Date Posted: 1/14/2005

—————————————————————————————————

Hanya surat kabar harian Banda Aceh menarik bersama-sama untuk mengembalikan komunikasi untuk tsunami devestated daerah

The Jakarta Post
Jumat, 14 Januari, 2005

Dengan Nani Afrida

Kecil, kotor ruko tanpa tempat parkir di daerah Beurawe Banda Aceh kini telah menjadi tempat di mana Aceh hanya harian, Serambi Indonesia, upaya untuk bangkit dari abu.

Bekas kantor surat kabar itu rusak parah akibat tsunami.

Di depan rumah ada area resepsi yang juga berfungsi untuk menerima iklan dan laporan orang hilang. Ruang pertemuan hanya 12 meter persegi sedangkan ruang editorial terletak di sudut dengan sekitar 10 komputer.

“Itu adalah komputer hanya kita bisa menyelamatkan; sisanya hilang selama tsunami,” kata kepala harian dari departemen sumber daya manusia, Nazamuddin Arbi, The Jakarta Post pada hari Kamis.

Tidak seperti sebelumnya, ketika harian terletak di sebuah bangunan cerita kedua di desa Baet, tidak ada lagi ledakan tawa atau bercanda di antara karyawan.

Gempa bumi dan tsunami telah menghapus senyum keluar dari wajah para karyawan yang masih hidup ‘. Selain merusak kantor harian, 20 persen karyawan harian yang meninggal atau telah dinyatakan hilang akibat bencana.

“Bencana ini menelan biaya 51 karyawan, sembilan di antaranya wartawan, termasuk redaksi Serambi Indonesia yang mengelola,” kata Nazamuddin Arbi.

Biro Serambi Indonesia di Banda Aceh memiliki 288 karyawan, yang sekitar 30 persen adalah wartawan. Pada saat bencana, banyak karyawan koran tersebut lebih suka tinggal di dekat kantor.

“Jika keluarga juga dihitung, jumlah (orang kita) yang meninggal atau hilang mencapai 185 orang,” kata Nazamuddin.

Serambi Indonesia, yang dimiliki oleh Kompas Gramedia Group, didirikan pada awal 1990-an oleh beberapa wartawan Kompas senior, termasuk editor-in-chief Syamsul Kahar, yang selamat tragedi itu.
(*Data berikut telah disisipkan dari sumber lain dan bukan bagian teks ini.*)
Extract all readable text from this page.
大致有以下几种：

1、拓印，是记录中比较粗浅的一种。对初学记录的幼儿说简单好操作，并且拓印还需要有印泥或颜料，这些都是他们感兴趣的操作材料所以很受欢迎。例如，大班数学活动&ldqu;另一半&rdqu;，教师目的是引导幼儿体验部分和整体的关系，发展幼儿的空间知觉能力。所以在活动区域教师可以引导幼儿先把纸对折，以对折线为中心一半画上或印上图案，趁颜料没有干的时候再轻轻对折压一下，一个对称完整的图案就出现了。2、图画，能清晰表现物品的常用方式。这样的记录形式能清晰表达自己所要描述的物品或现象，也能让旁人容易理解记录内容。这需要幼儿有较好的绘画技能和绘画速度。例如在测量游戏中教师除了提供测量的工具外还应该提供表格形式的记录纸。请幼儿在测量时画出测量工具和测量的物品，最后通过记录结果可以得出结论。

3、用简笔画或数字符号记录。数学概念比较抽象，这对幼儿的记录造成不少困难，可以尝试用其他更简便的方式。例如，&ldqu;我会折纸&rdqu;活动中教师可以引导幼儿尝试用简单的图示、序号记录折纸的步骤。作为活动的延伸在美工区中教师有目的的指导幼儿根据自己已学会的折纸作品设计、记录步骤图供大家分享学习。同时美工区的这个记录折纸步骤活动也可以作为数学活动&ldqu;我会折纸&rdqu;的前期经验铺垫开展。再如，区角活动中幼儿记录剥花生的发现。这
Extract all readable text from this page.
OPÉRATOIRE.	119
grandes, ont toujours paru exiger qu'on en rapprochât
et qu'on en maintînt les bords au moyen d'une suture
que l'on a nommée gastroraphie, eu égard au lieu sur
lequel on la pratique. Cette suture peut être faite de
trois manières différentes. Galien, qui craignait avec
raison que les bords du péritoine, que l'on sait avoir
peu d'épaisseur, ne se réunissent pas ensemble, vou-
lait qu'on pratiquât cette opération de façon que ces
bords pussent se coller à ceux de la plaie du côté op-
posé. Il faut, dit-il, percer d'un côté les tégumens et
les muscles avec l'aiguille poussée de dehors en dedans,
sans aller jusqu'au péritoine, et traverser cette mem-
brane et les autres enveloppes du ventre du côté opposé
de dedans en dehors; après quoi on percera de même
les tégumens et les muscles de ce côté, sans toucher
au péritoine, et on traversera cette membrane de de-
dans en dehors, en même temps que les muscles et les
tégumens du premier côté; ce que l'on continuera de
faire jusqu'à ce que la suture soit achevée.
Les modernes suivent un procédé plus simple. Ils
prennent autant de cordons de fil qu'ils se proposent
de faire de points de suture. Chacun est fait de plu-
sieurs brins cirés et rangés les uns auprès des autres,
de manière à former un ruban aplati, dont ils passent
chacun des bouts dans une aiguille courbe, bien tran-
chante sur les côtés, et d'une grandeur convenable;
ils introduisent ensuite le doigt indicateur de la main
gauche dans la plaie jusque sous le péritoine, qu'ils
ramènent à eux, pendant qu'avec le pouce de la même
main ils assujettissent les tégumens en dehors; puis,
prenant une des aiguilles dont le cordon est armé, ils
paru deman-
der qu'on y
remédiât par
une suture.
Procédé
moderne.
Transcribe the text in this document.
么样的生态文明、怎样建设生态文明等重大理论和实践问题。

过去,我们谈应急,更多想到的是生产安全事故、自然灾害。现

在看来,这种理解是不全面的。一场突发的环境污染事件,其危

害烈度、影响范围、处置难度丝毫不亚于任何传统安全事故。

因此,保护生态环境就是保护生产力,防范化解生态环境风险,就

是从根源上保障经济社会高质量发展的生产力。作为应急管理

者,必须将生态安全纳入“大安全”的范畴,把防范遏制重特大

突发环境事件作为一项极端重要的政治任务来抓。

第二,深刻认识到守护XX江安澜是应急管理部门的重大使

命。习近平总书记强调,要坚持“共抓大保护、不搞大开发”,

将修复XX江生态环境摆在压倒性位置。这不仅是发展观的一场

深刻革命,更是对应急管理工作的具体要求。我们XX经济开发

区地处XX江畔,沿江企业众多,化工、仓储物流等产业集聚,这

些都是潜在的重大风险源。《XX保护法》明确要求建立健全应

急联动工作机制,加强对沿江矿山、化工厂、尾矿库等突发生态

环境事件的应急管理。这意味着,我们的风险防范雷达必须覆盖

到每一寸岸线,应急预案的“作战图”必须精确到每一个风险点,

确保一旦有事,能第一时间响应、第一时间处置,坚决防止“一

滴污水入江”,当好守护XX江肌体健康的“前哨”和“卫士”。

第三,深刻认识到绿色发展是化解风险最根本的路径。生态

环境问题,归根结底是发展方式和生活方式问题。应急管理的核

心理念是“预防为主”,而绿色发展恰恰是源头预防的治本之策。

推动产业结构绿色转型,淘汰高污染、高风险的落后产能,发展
Perusakan fasilitas kertas serta hilangnya sumber daya manusia yang disebabkan Serambi Indonesia menghilang dari kios koran selama enam hari.

Pada hari ketiga setelah bencana itu terjadi, karyawan berhasil memindahkan beberapa aset surat kabar itu ke kantor Lhokseumawe Serambi Indonesia. Sangat sedikit tetap di kantor Banda Aceh, sebagian tersapu tsunami. Dengan peralatan sederhana mereka kembali ke pekerjaan, bertekad untuk membawa berita kepada masyarakat.

Pada 1 Januari, harian ini telah kembali di kios koran, dicetak di kantor Lhokseumawe nya. Lhokseumawe dipilih karena koran memiliki rumah lima unit percetakan di kota. Jangka cetak sekarang 5.000 eksemplar, jauh lebih sedikit dari biasa 25.000 eksemplar.

Makalah ini diterbitkan dengan delapan halaman – setengah ukuran normal dari 16 halaman karena kekurangan tenaga kerja – dan awalnya didistribusikan secara gratis. Makalah ini sekarang dijual seharga Rp 1.500 salinan.

Pada hari Kamis suasana duka masih bisa dirasakan di kantor sehari-hari, tetapi roh adalah masih ada.

“Kami melakukan ini meskipun keterbatasan kita karena kita tidak bisa terus berkabung selamanya,” kata Nazamuddin.